Human Antibodies to Bacterial Superantigens and Their Ability To Inhibit T-Cell Activation and Lethality

ABSTRACT Bacterial superantigens (BSAgs) cause massive stimulation of the immune system and are associated with various pathologies and diseases. To address the role of antibodies in protection against BSAgs, we screened the sera of 29 human volunteers for antibodies to the SAgs staphylococcal enterotoxin A (SEA), SEB, SEC1, and toxic shock syndrome toxin 1 (TSST-1). Although all volunteers had detectable levels of antibodies against SEB and SEC1, many (9 out of 29 volunteers) lacked detectable antibody to SEA or had minimal titers.
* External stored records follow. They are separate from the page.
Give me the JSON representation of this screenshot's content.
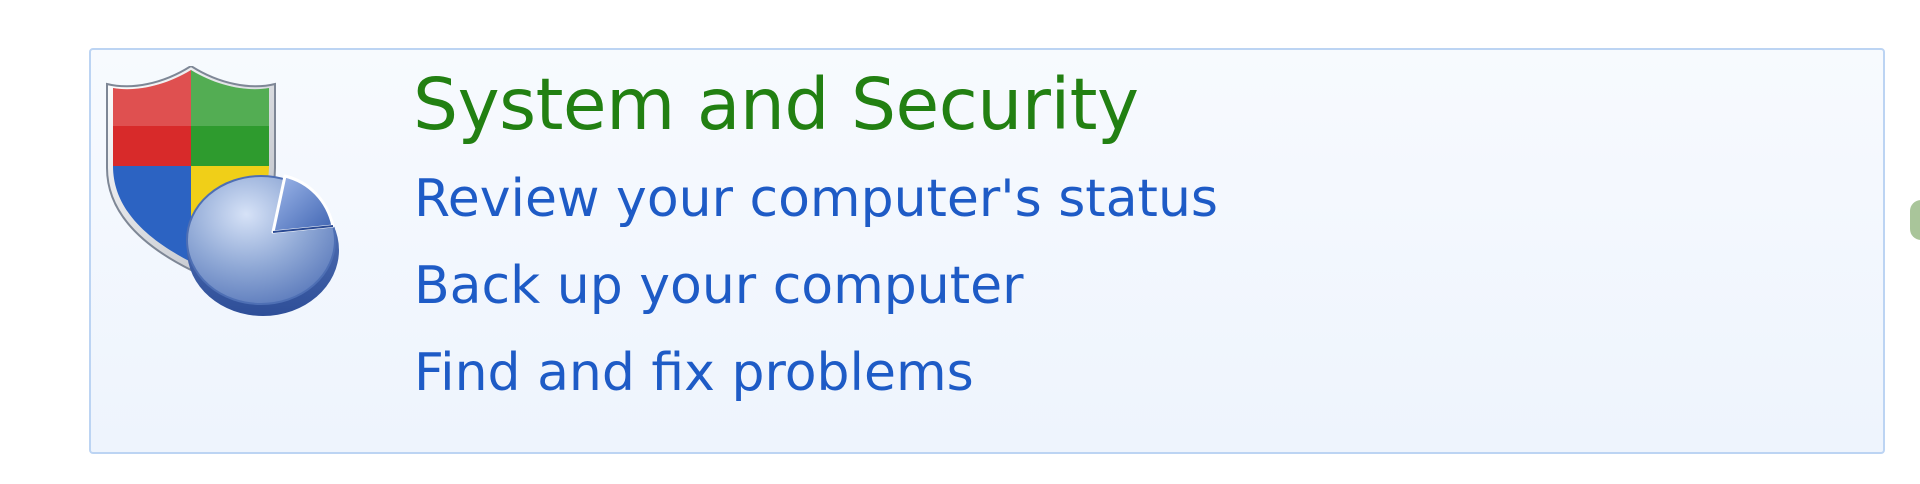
{
  "category": {
    "title": "System and Security",
    "icon": "shield-with-pie-chart-icon",
    "title_color": "#228012",
    "link_color": "#1e5bc6",
    "tasks": [
      {
        "label": "Review your computer's status"
      },
      {
        "label": "Back up your computer"
      },
      {
        "label": "Find and fix problems"
      }
    ]
  }
}
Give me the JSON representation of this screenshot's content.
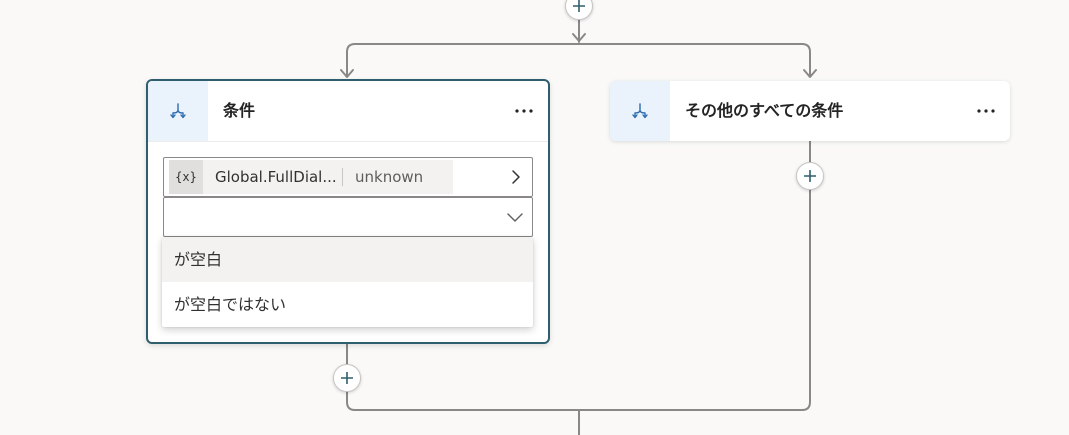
{
  "canvas": {
    "background": "#faf9f8"
  },
  "branches": [
    {
      "title": "条件",
      "icon": "branch-condition-icon",
      "selected": true,
      "condition": {
        "variable_name": "Global.FullDial...",
        "variable_type": "unknown",
        "variable_icon_text": "{x}",
        "operator_value": "",
        "operator_options": [
          {
            "label": "が空白",
            "hovered": true
          },
          {
            "label": "が空白ではない",
            "hovered": false
          }
        ]
      }
    },
    {
      "title": "その他のすべての条件",
      "icon": "branch-condition-icon",
      "selected": false
    }
  ],
  "colors": {
    "accent": "#2f5f6f",
    "icon_blue": "#2b6cb0",
    "icon_box_bg": "#eaf2fb",
    "connector": "#8a8886"
  }
}
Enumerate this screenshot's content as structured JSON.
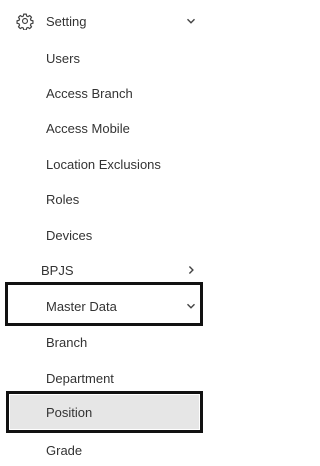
{
  "menu": {
    "setting": {
      "label": "Setting",
      "icon": "gear-icon",
      "expanded": true
    },
    "setting_items": [
      {
        "label": "Users"
      },
      {
        "label": "Access Branch"
      },
      {
        "label": "Access Mobile"
      },
      {
        "label": "Location Exclusions"
      },
      {
        "label": "Roles"
      },
      {
        "label": "Devices"
      }
    ],
    "bpjs": {
      "label": "BPJS",
      "expanded": false
    },
    "master_data": {
      "label": "Master Data",
      "expanded": true
    },
    "master_items": [
      {
        "label": "Branch"
      },
      {
        "label": "Department"
      },
      {
        "label": "Position",
        "selected": true
      },
      {
        "label": "Grade"
      }
    ]
  },
  "colors": {
    "text": "#333333",
    "selected_bg": "#e6e6e6",
    "annotation_border": "#111111"
  }
}
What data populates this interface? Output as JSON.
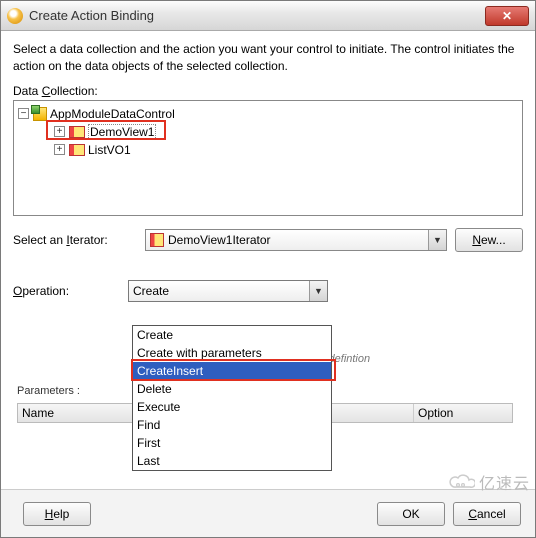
{
  "titlebar": {
    "title": "Create Action Binding"
  },
  "instruction": "Select a data collection and the action you want your control to initiate. The control initiates the action on the data objects of the selected collection.",
  "labels": {
    "data_collection": "Data Collection:",
    "iterator": "Select an Iterator:",
    "operation": "Operation:",
    "parameters": "Parameters :",
    "col_name": "Name",
    "col_value": "",
    "col_option": "Option"
  },
  "accel": {
    "data_c": "C",
    "iterator_i": "I",
    "operation_o": "O",
    "new_n": "N",
    "help_h": "H",
    "cancel_c": "C"
  },
  "tree": {
    "root": "AppModuleDataControl",
    "nodes": [
      {
        "label": "DemoView1",
        "selected": true
      },
      {
        "label": "ListVO1",
        "selected": false
      }
    ]
  },
  "iterator": {
    "value": "DemoView1Iterator"
  },
  "operation": {
    "value": "Create",
    "items": [
      "Create",
      "Create with parameters",
      "CreateInsert",
      "Delete",
      "Execute",
      "Find",
      "First",
      "Last"
    ],
    "highlighted": "CreateInsert"
  },
  "hint_text": "page defintion",
  "buttons": {
    "new": "New...",
    "help": "Help",
    "ok": "OK",
    "cancel": "Cancel"
  },
  "watermark": "亿速云"
}
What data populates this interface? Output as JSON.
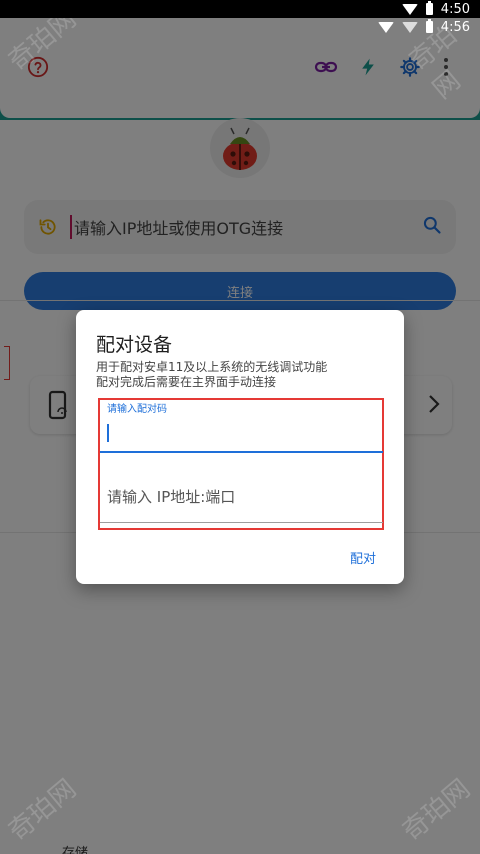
{
  "status_bar": {
    "time_top": "4:50",
    "time_second": "4:56"
  },
  "search": {
    "placeholder": "请输入IP地址或使用OTG连接"
  },
  "connect_button": {
    "label": "连接"
  },
  "bottom_partial_text": "存储",
  "dialog": {
    "title": "配对设备",
    "description_line1": "用于配对安卓11及以上系统的无线调试功能",
    "description_line2": "配对完成后需要在主界面手动连接",
    "pair_code_label": "请输入配对码",
    "ip_port_placeholder": "请输入 IP地址:端口",
    "pair_button": "配对"
  },
  "watermark_text": "奇珀网",
  "colors": {
    "accent_blue": "#1e6fd9",
    "teal": "#1a9e93",
    "highlight_red": "#e53935"
  },
  "icons": {
    "help": "help-circle-icon",
    "link": "link-icon",
    "flash": "flash-icon",
    "settings": "gear-icon",
    "more": "more-vert-icon",
    "history": "history-icon",
    "search": "search-icon",
    "phone": "phone-wifi-icon",
    "chevron": "chevron-right-icon"
  }
}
Antibody titers to TSST-1 were well below those to SEB and SEC1, and three volunteers lacked detectable antibody to this BSAg. In addition, pooled immunoglobulin preparations obtained from different companies had antibody titers against SEs and TSST-1. There was a good correlation between antibody titers and inhibition of superantigenic effects of these toxins. Transfer of SEB-specific antibodies, obtained from pooled sera, suppressed in vitro T-cell proliferation and totally protected mice against SEB. These data suggest that the inhibitory activity of human sera was specific to antibodies directed against the toxins. Thus, it may be possible to counteract with specific antibodies BSAg-associated pathologies caused by stimulation of the immune system.